Once back at the house, my friend suggested I cook or bake something with the guavas I had collected. I ended up eating them as I hadn’t quite collected enough to make guava jam or paste with. Plus, my home on Maui is not currently equipped with a good sieve or food mill like I have here in Los Angeles, so it probably would have been quite the challenge, getting out all of those seeds. I still wanted to make something guava, in honor of our time there though. And every time I visit, I mail myself back a big flat rate box of local jams, jellies, lotions and the like. I carry-on my bags and those dang rules prevent me from taking my bigger jars on board. Sending a medium flat rate box is cheaper than checking a bag anyway.
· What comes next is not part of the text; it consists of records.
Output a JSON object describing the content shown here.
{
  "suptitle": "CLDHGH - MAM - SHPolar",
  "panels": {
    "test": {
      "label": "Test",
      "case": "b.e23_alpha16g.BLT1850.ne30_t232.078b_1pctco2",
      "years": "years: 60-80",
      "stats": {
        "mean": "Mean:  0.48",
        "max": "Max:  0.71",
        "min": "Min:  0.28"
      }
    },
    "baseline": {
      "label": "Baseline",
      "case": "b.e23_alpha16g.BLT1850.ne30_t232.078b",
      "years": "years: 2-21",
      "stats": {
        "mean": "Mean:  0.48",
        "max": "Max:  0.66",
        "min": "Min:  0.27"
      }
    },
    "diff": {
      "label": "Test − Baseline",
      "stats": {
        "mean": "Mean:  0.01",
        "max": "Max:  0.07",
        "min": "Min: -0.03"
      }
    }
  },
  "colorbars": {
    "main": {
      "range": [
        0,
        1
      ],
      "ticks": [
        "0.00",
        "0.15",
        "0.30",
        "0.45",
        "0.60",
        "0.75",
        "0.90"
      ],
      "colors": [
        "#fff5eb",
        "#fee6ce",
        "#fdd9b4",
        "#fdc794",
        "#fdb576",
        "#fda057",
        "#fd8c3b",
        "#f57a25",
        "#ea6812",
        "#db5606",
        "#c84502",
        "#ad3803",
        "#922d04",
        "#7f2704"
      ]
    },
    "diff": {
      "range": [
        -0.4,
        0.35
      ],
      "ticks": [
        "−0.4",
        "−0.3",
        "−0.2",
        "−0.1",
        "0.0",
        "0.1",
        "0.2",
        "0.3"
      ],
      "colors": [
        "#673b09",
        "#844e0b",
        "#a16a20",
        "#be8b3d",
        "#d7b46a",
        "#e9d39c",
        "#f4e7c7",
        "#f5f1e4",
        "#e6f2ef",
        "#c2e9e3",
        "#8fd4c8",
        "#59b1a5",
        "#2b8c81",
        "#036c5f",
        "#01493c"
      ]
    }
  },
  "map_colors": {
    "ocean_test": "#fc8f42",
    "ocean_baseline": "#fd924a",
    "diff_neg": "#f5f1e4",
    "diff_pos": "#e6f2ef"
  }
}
Plus they now come with free tracking and up to $50 free postal insurance, so I feel like I have a better chance with the USPS than with the airline. This time around I made sure to send plenty of Maui made guava jam, so I’d be able to make a sweet treat once back in LA, reminding me of my lovely adventure in Iao Valley.
I ultimately decided on guava bread, which truth be told is more like a cake than bread. But this is the story with banana bread and muffins, so it’s okay right? I am also happy to report that those of you who live above a certain latitude will be able to make this bread as it contains guava preserves and no fresh guava. I know many of the ingredients I have been using lately are likely impossible to find for some of you and for that, I apologize. We are lucky enough to have fresh guavas here in Los Angeles, but they are generally the less flavorful, green skinned, white flesh variety which are not nearly as good as strawberry guavas.
2 1/2 c unbleached all purpose flour
1 tsp cinnamon
1 tsp Hawaiian sea salt
1 tsp baking soda
1/2 tsp baking powder
1/2 c heaping unbleached cane sugar
3 tsp Ener-G egg replacer, dry
3/4 c coconut oil, melted
2 c guava jam, heated for 20-30 seconds to make it a bit more pliable. I used this brand.
Preheat oven to 350°F. Grease a 9 or 10″ loaf pan or a mini loaf tray. Mix all of the dry ingredients together in a big mixing bowl. Create a well in the center of the dry ingredients and add the melted coconut oil and the guava jam. Mix everything together being careful not to over-mix. Scrape the batter into the prepared loaf pan or mini loaf pan and bake for around 60-70 minutes for a large loaf. Mini loaves will take less time, so make sure to keep an eye on the minis if you decide to go that route. Do a toothpick test for doneness around 60 min. If the loaf isn’t cooked through yet, bake for an additional 5- 10 minutes, checking on progress to make sure the loaf doesn’t burn. This bread is deliciously moist and sweet, with a strong guava flavor.